Opinions expressed above do not necessarily — Allan Pratt, Atari Corp.
reflect those of Atari Corp. or anyone else.      ...ames!atari!apratt


Re: UK vehicle-identification systems

<att!ihlpl!jhh@ucbvax.Berkeley.EDU>
Mon, 21 Nov 88 08:03:05 PST
denbeste@OAKLAND.BBN.COM writes:
>I find Chaz's description of the new system in Britain for toll-roads very
>interesting, to say the least. I have some interesting questions:

>1. As I understood it, what we have is a radio handshake between each car and
>fixed transceivers at the entrance and exit from the toll-road, presumably
>connected to a computer billing system which mails you a bill each month. What
>if you move and don't tell the computer your new address?
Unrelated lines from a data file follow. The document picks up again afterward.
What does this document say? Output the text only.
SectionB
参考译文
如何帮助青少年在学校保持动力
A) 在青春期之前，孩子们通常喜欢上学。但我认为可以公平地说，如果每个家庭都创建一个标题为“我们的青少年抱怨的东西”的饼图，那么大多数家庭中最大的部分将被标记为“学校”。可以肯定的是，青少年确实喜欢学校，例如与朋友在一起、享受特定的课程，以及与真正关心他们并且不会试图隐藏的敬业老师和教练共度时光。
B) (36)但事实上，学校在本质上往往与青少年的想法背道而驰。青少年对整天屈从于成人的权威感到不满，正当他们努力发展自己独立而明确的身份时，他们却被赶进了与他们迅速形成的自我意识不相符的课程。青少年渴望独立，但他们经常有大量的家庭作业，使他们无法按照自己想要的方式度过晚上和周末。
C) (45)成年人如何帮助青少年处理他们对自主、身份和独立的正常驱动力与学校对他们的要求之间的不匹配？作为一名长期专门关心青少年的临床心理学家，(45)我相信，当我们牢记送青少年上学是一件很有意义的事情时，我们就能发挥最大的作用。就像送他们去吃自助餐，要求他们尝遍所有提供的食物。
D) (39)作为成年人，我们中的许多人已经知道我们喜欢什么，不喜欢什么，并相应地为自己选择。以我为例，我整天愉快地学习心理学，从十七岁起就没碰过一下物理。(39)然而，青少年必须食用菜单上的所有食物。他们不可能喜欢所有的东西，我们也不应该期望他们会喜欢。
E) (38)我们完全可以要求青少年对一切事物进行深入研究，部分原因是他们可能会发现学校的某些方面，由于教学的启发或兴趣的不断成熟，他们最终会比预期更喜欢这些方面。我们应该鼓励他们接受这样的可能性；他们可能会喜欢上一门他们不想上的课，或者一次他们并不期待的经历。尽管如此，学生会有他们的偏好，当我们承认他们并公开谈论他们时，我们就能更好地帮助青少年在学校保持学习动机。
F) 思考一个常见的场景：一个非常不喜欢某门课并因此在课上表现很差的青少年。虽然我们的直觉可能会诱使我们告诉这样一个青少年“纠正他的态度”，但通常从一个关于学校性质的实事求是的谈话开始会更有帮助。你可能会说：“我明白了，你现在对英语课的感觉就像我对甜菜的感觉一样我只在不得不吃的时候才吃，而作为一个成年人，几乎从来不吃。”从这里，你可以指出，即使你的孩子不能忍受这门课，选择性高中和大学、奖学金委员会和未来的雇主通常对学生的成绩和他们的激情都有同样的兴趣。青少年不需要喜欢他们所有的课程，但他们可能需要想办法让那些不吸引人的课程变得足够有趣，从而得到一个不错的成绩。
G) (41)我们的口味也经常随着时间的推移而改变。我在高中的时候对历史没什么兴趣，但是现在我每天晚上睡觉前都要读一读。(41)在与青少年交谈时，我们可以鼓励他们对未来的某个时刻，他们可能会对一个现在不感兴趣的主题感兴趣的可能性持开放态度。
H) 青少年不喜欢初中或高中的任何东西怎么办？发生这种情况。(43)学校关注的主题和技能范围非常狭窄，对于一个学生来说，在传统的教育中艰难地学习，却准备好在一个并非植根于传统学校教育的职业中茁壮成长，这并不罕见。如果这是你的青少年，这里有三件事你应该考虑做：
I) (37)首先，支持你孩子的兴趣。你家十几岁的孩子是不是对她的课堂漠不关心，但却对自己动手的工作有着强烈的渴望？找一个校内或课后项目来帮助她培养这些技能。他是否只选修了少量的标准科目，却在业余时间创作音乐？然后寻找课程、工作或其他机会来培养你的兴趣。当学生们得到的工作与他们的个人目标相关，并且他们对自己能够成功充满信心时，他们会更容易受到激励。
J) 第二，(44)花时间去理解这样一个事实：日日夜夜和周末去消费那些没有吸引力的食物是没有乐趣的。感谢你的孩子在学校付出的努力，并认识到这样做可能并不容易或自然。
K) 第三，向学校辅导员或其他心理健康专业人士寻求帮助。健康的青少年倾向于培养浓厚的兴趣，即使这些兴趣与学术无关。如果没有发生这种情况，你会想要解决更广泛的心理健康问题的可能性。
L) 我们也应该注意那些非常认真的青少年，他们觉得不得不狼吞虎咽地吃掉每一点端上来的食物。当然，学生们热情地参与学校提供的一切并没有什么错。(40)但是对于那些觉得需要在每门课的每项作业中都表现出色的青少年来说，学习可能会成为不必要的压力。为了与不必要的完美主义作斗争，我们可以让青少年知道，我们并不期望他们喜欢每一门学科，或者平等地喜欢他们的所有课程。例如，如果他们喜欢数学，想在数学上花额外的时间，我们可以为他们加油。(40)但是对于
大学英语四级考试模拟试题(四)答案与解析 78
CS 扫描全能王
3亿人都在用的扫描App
The Illinois Toll Authority has already installed this automated toll
collecting equipment on one exit as a trial.  They are retaining the coin
collection equipment, but are also supplying several large users, such as
limousine services and trucking companies, who use this exit with equipment
that will allow the users to be billed directly.  The device can read the
identification of vehicles traveling at up to 35 MPH [56 km/hr].  Since the
coin collection boxes are located on a curve here, the speed limit should pose
no problems.  In case you are from the Chicago area, this equipment is located
at the Farnsworth exit off of the East-West Tollway, I-88, formerly IL-5.
Unfortunately, there was no information readily available to describe the
transceiver.

The Illinois Toll System does not use entry/exit tolls, but rather periodic
toll barriers.  This causes large backups during rush hour, as everyone has to
put in their $0.40.  The hope is that this system will reduce congestion, and
that the expense of adding more toll booths can be avoided.